Ganglion Impar Block

Anatomy

The ganglion impar, also known as the ganglion of Walther, is the uniquely unpaired caudad terminus of the bilateral sympathetic chains and provides sympathetic innervation to the perineum.67,68 The ganglion is typically about 0.5 cm in length and is located in the midline, anterior to the first and second coccygeal vertebra and dorsal to the rectum.

Technique

There are two general techniques described for GIB: trans-discal or trans-anococcygeal ligament approach. In the trans-discal approach, a 22- or 25-gauge 1 to 1.5” single or double needle is inserted in the midline just through the sacrococcygeal, first intercoccygeal or second intercoccygeal joint. In the trans-anococcygeal ligament approach a single curved needle is inserted through the midline ano-coccygeal ligament and advanced against the anterior midline concavity of the inferior sacrum and coccyx to contact the ventral coccyx. The disadvantage of the former technique may include difficulty placing the needle into or through a calcified joint space. The disadvantage of the trans-anococcygeal ligament techniques is the risk of infection posed by adjacency to the rectum and the risk of rectal perforation and bleeding owing to the longer needle course. Commonly used anesthetic agents include bupivacaine in 0.25% concentrations. A volume of 2 to 4 mL of contrast is typically sufficient to document satisfactory injection technique.

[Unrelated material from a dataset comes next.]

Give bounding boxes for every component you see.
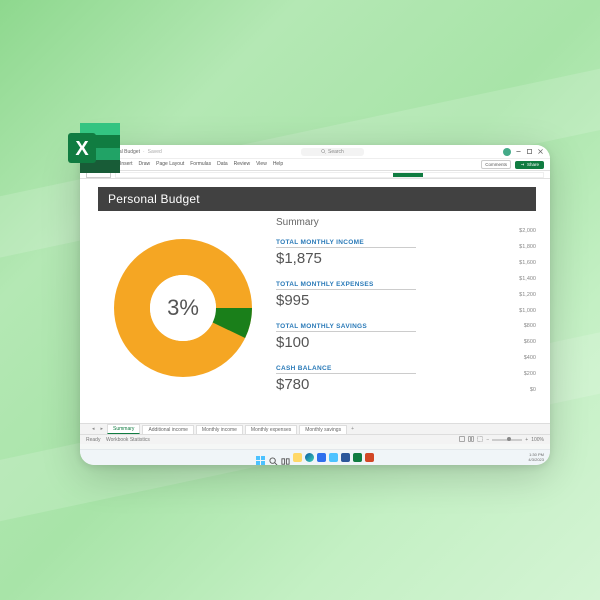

If RF lesioning is contemplated, a pair of 20-gauge curved RF needles are used with 10 mm active tips placed parallel to and straddling the midline, just anterior to the coccyx about 5 to 6 mm apart. A bipolar strip lesion can be created at temperatures of 70 to 80° C for 90 seconds. Assessment of pain and function should be documented postoperatively including the proportion and ultimate duration of improvement that follows each GIB.